Wäre eine derartige Subjektförderung in Form von Mietzuschüssen für die Immo denkbar, oder gar – wie zuletzt aus der historischen Mottenkiste wieder hervorgeholt – der Bau von klassischen Gemeindewohnungen für sozial bedürftige Mitbürger?

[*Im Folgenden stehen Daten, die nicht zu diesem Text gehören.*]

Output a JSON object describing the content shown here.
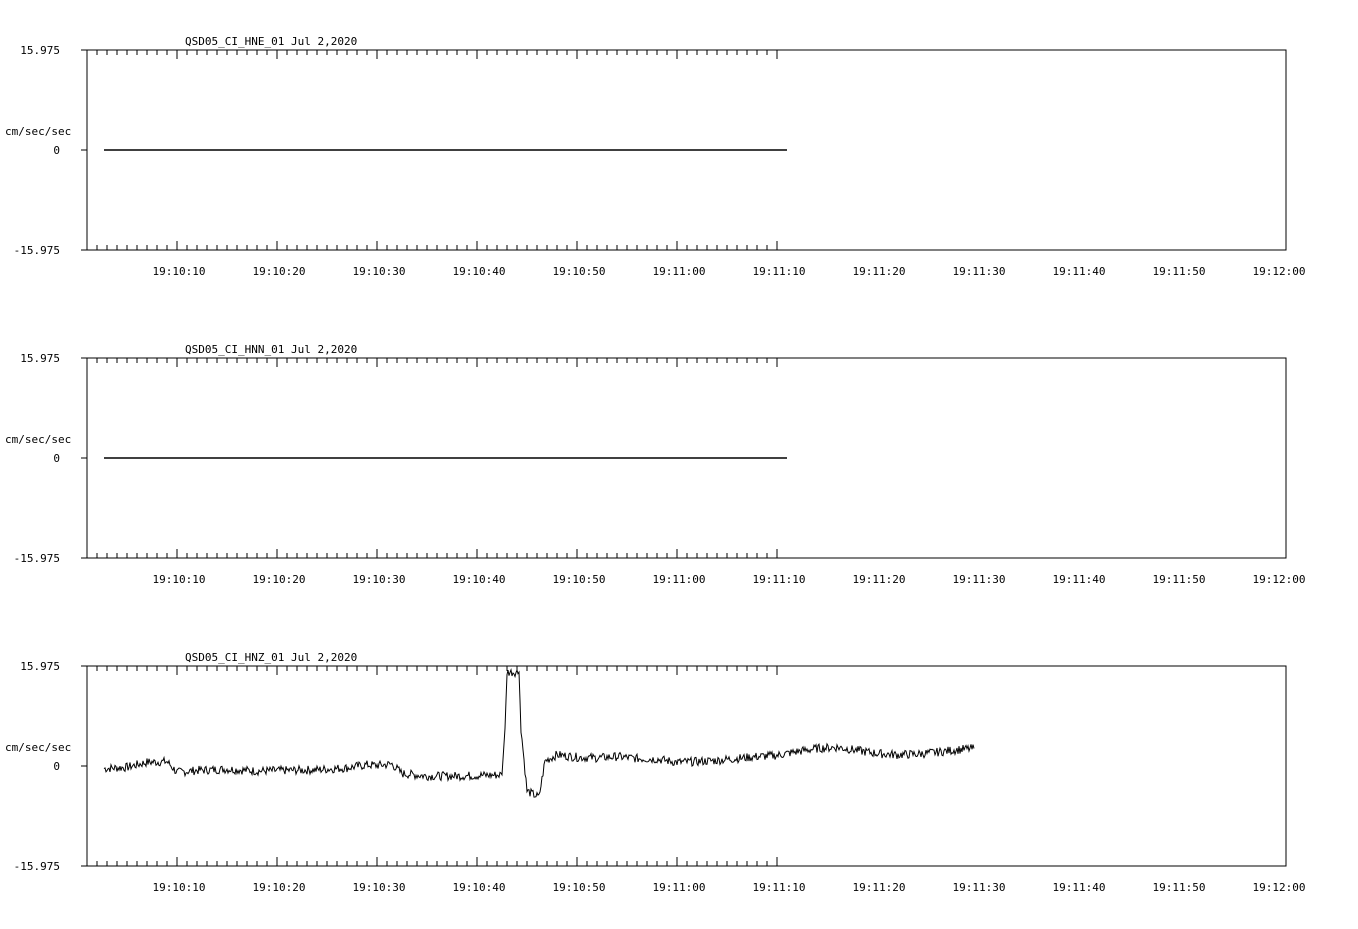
{
  "chart_data": [
    {
      "type": "line",
      "title": "QSD05_CI_HNE_01  Jul 2,2020",
      "ylabel": "cm/sec/sec",
      "ytick_labels": [
        "15.975",
        "0",
        "-15.975"
      ],
      "ylim": [
        -15.975,
        15.975
      ],
      "xtick_labels": [
        "19:10:10",
        "19:10:20",
        "19:10:30",
        "19:10:40",
        "19:10:50",
        "19:11:00",
        "19:11:10",
        "19:11:20",
        "19:11:30",
        "19:11:40",
        "19:11:50",
        "19:12:00"
      ],
      "x_range_seconds": [
        -8.5,
        61
      ],
      "series": [
        {
          "values": [
            [
              -7.3,
              0
            ],
            [
              61,
              0
            ]
          ]
        }
      ]
    },
    {
      "type": "line",
      "title": "QSD05_CI_HNN_01  Jul 2,2020",
      "ylabel": "cm/sec/sec",
      "ytick_labels": [
        "15.975",
        "0",
        "-15.975"
      ],
      "ylim": [
        -15.975,
        15.975
      ],
      "xtick_labels": [
        "19:10:10",
        "19:10:20",
        "19:10:30",
        "19:10:40",
        "19:10:50",
        "19:11:00",
        "19:11:10",
        "19:11:20",
        "19:11:30",
        "19:11:40",
        "19:11:50",
        "19:12:00"
      ],
      "x_range_seconds": [
        -8.5,
        61
      ],
      "series": [
        {
          "values": [
            [
              -7.3,
              0
            ],
            [
              61,
              0
            ]
          ]
        }
      ]
    },
    {
      "type": "line",
      "title": "QSD05_CI_HNZ_01  Jul 2,2020",
      "ylabel": "cm/sec/sec",
      "ytick_labels": [
        "15.975",
        "0",
        "-15.975"
      ],
      "ylim": [
        -15.975,
        15.975
      ],
      "xtick_labels": [
        "19:10:10",
        "19:10:20",
        "19:10:30",
        "19:10:40",
        "19:10:50",
        "19:11:00",
        "19:11:10",
        "19:11:20",
        "19:11:30",
        "19:11:40",
        "19:11:50",
        "19:12:00"
      ],
      "x_range_seconds": [
        -8.5,
        61
      ],
      "series": [
        {
          "values": [
            [
              -7.3,
              -0.4
            ],
            [
              -5.0,
              -0.2
            ],
            [
              -3.0,
              0.6
            ],
            [
              -1.0,
              0.7
            ],
            [
              0.0,
              -1.0
            ],
            [
              2.0,
              -0.7
            ],
            [
              5.0,
              -0.5
            ],
            [
              8.0,
              -0.8
            ],
            [
              11.0,
              -0.7
            ],
            [
              14.0,
              -0.6
            ],
            [
              17.0,
              -0.3
            ],
            [
              19.0,
              0.2
            ],
            [
              20.0,
              0.1
            ],
            [
              21.5,
              0.3
            ],
            [
              22.5,
              -1.2
            ],
            [
              25.0,
              -1.6
            ],
            [
              28.0,
              -1.6
            ],
            [
              30.5,
              -1.5
            ],
            [
              32.5,
              -1.4
            ],
            [
              32.8,
              6.0
            ],
            [
              33.0,
              15.0
            ],
            [
              34.2,
              15.0
            ],
            [
              34.4,
              6.0
            ],
            [
              35.0,
              -4.0
            ],
            [
              36.2,
              -5.0
            ],
            [
              36.8,
              0.8
            ],
            [
              38.0,
              1.8
            ],
            [
              40.0,
              1.4
            ],
            [
              42.0,
              1.3
            ],
            [
              44.0,
              1.5
            ],
            [
              46.0,
              1.2
            ],
            [
              48.0,
              1.1
            ],
            [
              50.0,
              0.6
            ],
            [
              52.0,
              0.7
            ],
            [
              54.0,
              0.9
            ],
            [
              56.0,
              1.2
            ],
            [
              58.0,
              1.5
            ],
            [
              60.0,
              1.7
            ],
            [
              62.0,
              2.3
            ],
            [
              64.0,
              2.8
            ],
            [
              66.0,
              3.0
            ],
            [
              68.0,
              2.5
            ],
            [
              70.0,
              2.0
            ],
            [
              72.0,
              1.8
            ],
            [
              74.0,
              1.9
            ],
            [
              76.0,
              2.2
            ],
            [
              78.0,
              2.6
            ],
            [
              79.7,
              2.8
            ]
          ]
        }
      ]
    }
  ]
}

Martin Sadler lächelt und sieht‘s pragmatisch: „Wenn die Politik sagt, die Immo soll Gemeindewohnungen bauen, machen wir das. Wenn die Politik sagt, wir sollen einen Teil der Wohnungen unter ganz bestimmten Bedingungen an bestimmte, förderwürdige Personen vergeben, z.B. an junge Menschen, dann machen wir das. Damit habe ich überhaupt kein Problem, es muss nur finanziert werden, denn die Immo aus sich heraus kann das nicht schultern.“
Nolens volens gerät der Immo-Boss immer wieder – politisch, aber auch medial – in die Rolle des bösen Buben und Kratzbaums. Die einen beanstanden, die von den Mietern verlangten Kautionen von der Immo seien zu hoch, die anderen fordern den Bau von Gemeindewohnungen und wähnen sich bei Sadler an der richtigen Adresse, die dritten wiederum werfen der Immo Mietpreise wie am freien Markt vor – und spätestens dann wird’s absurd bis verlogen: Denn genau dorthin, auf den freien Markt, entließ die Stadt per Gemeinderatsbeschluss im Jahr 2006 ganz bewusst ihr Immobilienmanagement, indem sie die Immobilien GmbH aus der Taufe hob. Die Gründe hierfür waren u. a. das Lukrieren steuerlicher Vorteile, Maastricht-schonendes Budgetieren sowie vor allem, als Zielsetzung ganz explizit festgeschrieben, effizientes Wirtschaften, was sich im Amtsbericht von damals dann so liest: „Um die Bewirtschaftung der städtischen Objekte möglichst effizient und betriebswirtschaftlich zu gestalten, soll [...] eine Immobilien GmbH & Co. KEG gegründet werden.“
„Ich kann also gar nicht anders, als in diesem Sinne marktwirtschaftlich zu agieren. Möchte man es anders, muss es die Politik so festschreiben“, so der Immochef, der sich in diesem Sinne als Umsetzer, nicht als Entwickler von Grundsätzen versteht.
Dass die Immo, diesem Auftrag entsprechend, einen guten Job macht, untermauert Sadler mit Fakten. „Uns wurden 2006 seitens der Stadt sämtliche Wohnimmobilien mit Drittmietern verkauft – damit brachten wir 35 Millionen Euro in die Stadtkasse ein. Als wir die Immo gründeten, gab es Mietrückstände von 260.000 Euro! Heute haben wir einen Überschuss von ca. 30.000 Euro.“ Auch die Zahl der Delogierungen sei zurückgegangen. Waren es 2006 noch 13 bei 148 eingereichten Verfahren, so sank die Zahl im Vorjahr auf gerade einmal fünf bei 50 eingereichten Verfahren.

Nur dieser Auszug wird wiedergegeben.